12章では預言者ナタンがこの物語に登場してくる。ナタンはサムエルの弟子であった。預言者として王にもはっきりと物を言うナタンは、ダビデにひとつのたとえ話を語った(12:1−4)。ダビデは自分のことを言われたこととは思わず、「そんなことをした男は死罪だ」と激怒した(12:5)。律法では「不当な貪りをしたら4倍の償いをせよ」と定められており、「死罪」とは定められていない。しかしダビデは「そのような罪は死罪にあたる」と言い放った。権力を持ちおごり高ぶるダビデの姿が見て取れる。
そこでナタンはダビデを叱責する。ダビデに対して神はいかに恵み深かったか、それなのにダビデは神を侮った。ダビデは「神をないがしろにする罪」「他人の妻を奪う貪りの罪」「殺人の罪」、実に十戒のうち3つも違反したのである。一般社会であれば、このような罪を犯した者は「社会的制裁」をまず受けることになる。しかしここでは「神に対して罪を犯した」というのがナタンの叱責の中心になっている。
ナタンの預言のとおり、その後ダビデの家系、一族には様々な不幸が起こった。「神は罪を見過ごしにされないこと」「神の義が成ること」「それゆえに確実に裁きがあること」の宣言である。

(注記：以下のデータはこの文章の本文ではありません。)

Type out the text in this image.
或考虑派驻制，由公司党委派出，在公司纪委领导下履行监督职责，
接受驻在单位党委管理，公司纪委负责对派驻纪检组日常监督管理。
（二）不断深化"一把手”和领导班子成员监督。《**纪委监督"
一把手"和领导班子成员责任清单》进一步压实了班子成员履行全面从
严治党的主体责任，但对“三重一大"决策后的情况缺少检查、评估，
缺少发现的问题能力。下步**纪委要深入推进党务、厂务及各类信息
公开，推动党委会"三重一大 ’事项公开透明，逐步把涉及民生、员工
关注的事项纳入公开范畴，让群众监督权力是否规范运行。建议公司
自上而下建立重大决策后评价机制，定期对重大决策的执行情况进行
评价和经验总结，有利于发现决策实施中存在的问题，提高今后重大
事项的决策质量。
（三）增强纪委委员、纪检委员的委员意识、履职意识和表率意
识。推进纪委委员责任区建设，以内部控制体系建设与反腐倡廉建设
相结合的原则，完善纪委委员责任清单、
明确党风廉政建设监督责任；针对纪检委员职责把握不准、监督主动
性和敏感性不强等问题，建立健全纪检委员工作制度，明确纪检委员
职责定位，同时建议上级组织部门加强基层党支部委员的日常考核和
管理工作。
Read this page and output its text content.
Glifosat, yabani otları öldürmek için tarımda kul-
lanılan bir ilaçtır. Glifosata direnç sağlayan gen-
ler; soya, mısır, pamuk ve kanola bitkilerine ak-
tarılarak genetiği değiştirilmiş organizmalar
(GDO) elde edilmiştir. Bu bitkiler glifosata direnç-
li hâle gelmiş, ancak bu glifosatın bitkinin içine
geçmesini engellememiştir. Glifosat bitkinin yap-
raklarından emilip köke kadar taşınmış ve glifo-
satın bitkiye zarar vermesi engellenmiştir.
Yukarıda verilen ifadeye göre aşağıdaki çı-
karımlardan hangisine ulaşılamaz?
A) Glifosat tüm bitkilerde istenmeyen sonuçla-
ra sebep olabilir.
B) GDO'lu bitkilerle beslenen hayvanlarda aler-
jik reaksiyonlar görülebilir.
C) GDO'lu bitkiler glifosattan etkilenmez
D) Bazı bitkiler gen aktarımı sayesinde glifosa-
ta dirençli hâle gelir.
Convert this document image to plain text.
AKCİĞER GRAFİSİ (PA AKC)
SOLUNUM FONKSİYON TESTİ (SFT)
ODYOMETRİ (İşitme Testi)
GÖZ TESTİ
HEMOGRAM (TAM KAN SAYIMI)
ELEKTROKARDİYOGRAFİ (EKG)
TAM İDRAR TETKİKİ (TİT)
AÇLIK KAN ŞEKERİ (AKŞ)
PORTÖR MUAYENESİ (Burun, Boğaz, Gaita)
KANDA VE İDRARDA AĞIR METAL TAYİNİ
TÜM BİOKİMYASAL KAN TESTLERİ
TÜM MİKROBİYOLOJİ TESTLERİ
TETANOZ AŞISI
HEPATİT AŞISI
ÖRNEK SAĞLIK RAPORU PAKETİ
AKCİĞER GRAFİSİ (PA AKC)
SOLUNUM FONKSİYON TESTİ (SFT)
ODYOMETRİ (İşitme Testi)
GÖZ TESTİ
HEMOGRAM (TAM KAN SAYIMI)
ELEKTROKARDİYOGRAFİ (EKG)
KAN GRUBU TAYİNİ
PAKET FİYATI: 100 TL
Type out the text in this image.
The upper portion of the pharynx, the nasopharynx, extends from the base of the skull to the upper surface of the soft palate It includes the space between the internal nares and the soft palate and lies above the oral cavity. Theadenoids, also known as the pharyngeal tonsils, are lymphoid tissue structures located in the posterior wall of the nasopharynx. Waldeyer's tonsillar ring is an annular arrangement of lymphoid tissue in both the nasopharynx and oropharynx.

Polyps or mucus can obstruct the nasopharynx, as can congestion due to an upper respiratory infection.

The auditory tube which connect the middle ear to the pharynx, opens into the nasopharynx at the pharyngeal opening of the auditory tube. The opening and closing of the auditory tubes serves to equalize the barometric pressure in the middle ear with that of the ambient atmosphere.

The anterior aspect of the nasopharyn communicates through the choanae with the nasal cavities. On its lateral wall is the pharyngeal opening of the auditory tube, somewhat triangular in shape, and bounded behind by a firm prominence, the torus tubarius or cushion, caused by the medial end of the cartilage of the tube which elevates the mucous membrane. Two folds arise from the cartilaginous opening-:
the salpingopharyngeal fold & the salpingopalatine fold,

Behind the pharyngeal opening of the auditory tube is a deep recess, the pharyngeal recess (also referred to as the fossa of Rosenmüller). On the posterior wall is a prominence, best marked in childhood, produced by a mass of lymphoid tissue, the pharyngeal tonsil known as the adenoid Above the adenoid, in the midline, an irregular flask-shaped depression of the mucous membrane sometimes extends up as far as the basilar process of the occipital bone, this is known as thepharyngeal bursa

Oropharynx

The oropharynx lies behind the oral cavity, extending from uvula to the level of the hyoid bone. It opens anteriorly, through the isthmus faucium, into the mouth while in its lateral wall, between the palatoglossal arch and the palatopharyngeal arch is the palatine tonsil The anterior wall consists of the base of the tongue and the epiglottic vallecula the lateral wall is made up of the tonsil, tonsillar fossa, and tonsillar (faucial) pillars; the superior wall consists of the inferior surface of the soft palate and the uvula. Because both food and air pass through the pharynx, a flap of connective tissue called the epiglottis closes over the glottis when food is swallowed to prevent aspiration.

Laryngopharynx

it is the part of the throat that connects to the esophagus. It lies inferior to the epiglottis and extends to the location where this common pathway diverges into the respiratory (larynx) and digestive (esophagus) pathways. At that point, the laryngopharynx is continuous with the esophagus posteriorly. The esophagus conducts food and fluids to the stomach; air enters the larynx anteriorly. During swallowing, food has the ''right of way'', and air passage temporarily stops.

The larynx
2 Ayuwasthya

神の前に罪を指摘されたダビデは、「わたしは主に罪を犯した」(12:13)と告白した。本来であればダビデは王としての権限を持って、このような無礼なことを言う預言者ナタンを亡きものにしようとすればできたのであろう。しかしそうではなくやはりダビデはナタンを預言者として認め、その言葉の前に自分の罪を受け止めた。13節の言葉は何よりも神に対して罪を犯した告白であった。なお、この時のダビデの悔い改めの祈りが詩編51編である。
既にイスラエルにおける「王と預言者」の関係を繰りかえり学んできたが、イスラエルでは王が罪をおかし問題を起こしたら指摘するのが預言者の役割であった。先日、民主党の小沢一郎幹事長の「キリスト教は排他的で独善的だ」という談話が出されたが、それに対し「日本キリスト教連合会」(山北宣久委員長)から抗議文が出された。キリスト教が他宗教との協力や対話の中で仕事をしているというイメージは日本の中であまりないのかもしれないが、だからこそ影響力ある政治家の発言に対して、キリスト者が物を言っていくことが大切になるのではなかろうか。
政治家だけではなく宗教家も、有名になり権力を持つ立場に置かれるとストレスも強く感じるし、様々な誘惑にさらされやすいことは事実である。セクシャルハラスメントの問題なども、教会にとっては他人事ではなく常に身近にあるものである。聖書は「すべての罪は赦される」と語るが、それは「罪に対して裁きがある」ということを前提に受け止められなければならない。「神の裁きがある」という事実が軽んじられてはならない。もちろん「赦し」はある。神が赦すことのできない罪はない。しかしそれは心から悔い改め神に祈る人のためにのみ備えられているものであり、最初から無条件の赦しがあるわけではない。人が他人を糾弾し裁くことはできないが、本当の悔い改めがないと罪の赦しも上っ面だけのものになってしまうということを教会は語っていかなければならないのである。